Due to the nature and intended purpose of antifouling biocides, they were designed to be highly stable and long lasting in alkaline waters, to ensure they are effective in inhibiting biofouling for months to years. By using a box model, Ranke (2002) estimated that the overall residence time for Irgarol 1051 in the marine systems is over 10 y. If so, Irgarol 1051 can be considered as a persistent organic pollutant (POP). It is therefore not surprising that after Irgarol 1051 has been banned, it can still be detected in marine waters (Bowman et al., 2003, Gardinali et al., 2004, Gatidou et al., 2005, Cresswell et al., 2006, Gatidou et al., 2007) and sediments (Gatidou et al., 2004, Gatidou et al., 2007). Although Irgarol 1051 is not considered to be easily degraded in seawater with a half life of 100–350 d (Thomas et al., 2002, Omae, 2003), several studies (Liu et al., 1997, Okamura, 2002) show that it can be degraded to form its main metabolite M1 (2-methylthio-4-tert-butylamino-s-triazine) through N-dealkylation. Furthermore, M1 has been detected in coastal waters and sediments as a result of natural transformation processes such as photodegradation and biodegradation (Thomas et al., 2000, Thomas et al., 2002, Martinez and Barceló, 2001, Ferrer and Barceló, 2001, Lam et al., 2005, Gatidou et al., 2007). Concentrations of Irgarol 1051 in seawater worldwide vary between non-detectable and low μg/L (Sargent et al., 2000, Biselli et al., 2000, Sakkas et al., 2002, Okamura et al., 2003). Concentrations up to 4.2 μg/L have been detected in coastal areas (Basheer et al., 2002), whereas in the UK the highest concentration observed is 1.4 μg/L (Thomas et al., 2001). In sediment samples concentrations are typically in ng/g range (Albanis et al., 2002, Gatidou et al., 2007) but as high as 1 μg/g have been detected in marinas (Boxall et al., 2000).

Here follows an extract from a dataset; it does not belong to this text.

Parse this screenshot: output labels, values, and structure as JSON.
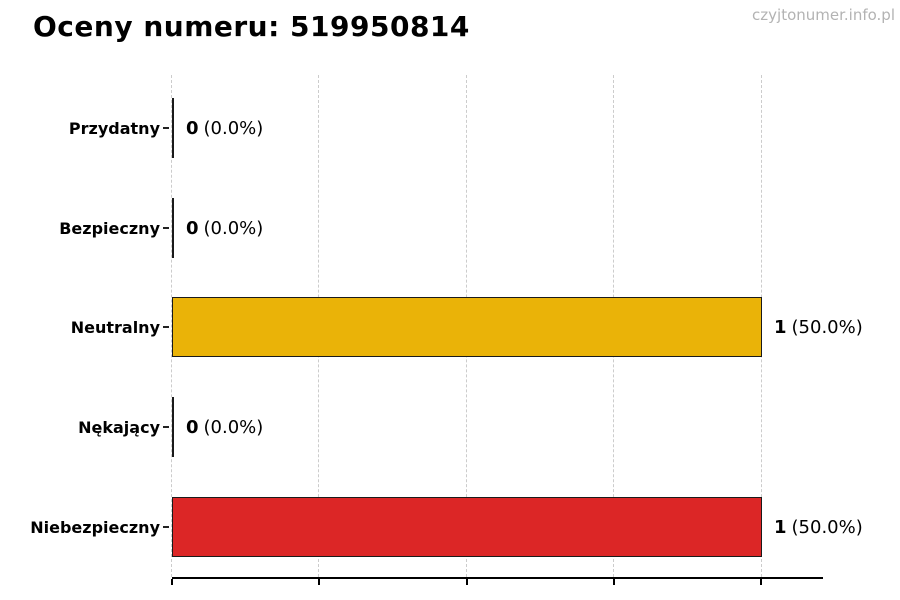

The levels of M1 are up to 1.9 μg/L (Okamura et al., 2000) and 0.023 μg/g (Gatidou et al., 2007) for seawater and marine sediment respectively, which are generally lower than those of Irgarol 1051 indicating slow degradation rates of the parent compound.

The aim of this study was to determine the occurrence and persistence of Irgarol 1051 and its main degradation product (M1) in coastal waters of Southern England following the restrictions of its use in antifouling paints, by comparing their concentrations against threshold values; assessing their spatial and temporal variations in seawater and sediment; determining the relationship between the physicochemical properties of marine sediment and the concentrations of the target compounds in sediments; and assessing the impacts of paint matrix for affecting the persistence of Irgarol and M1 in marine systems.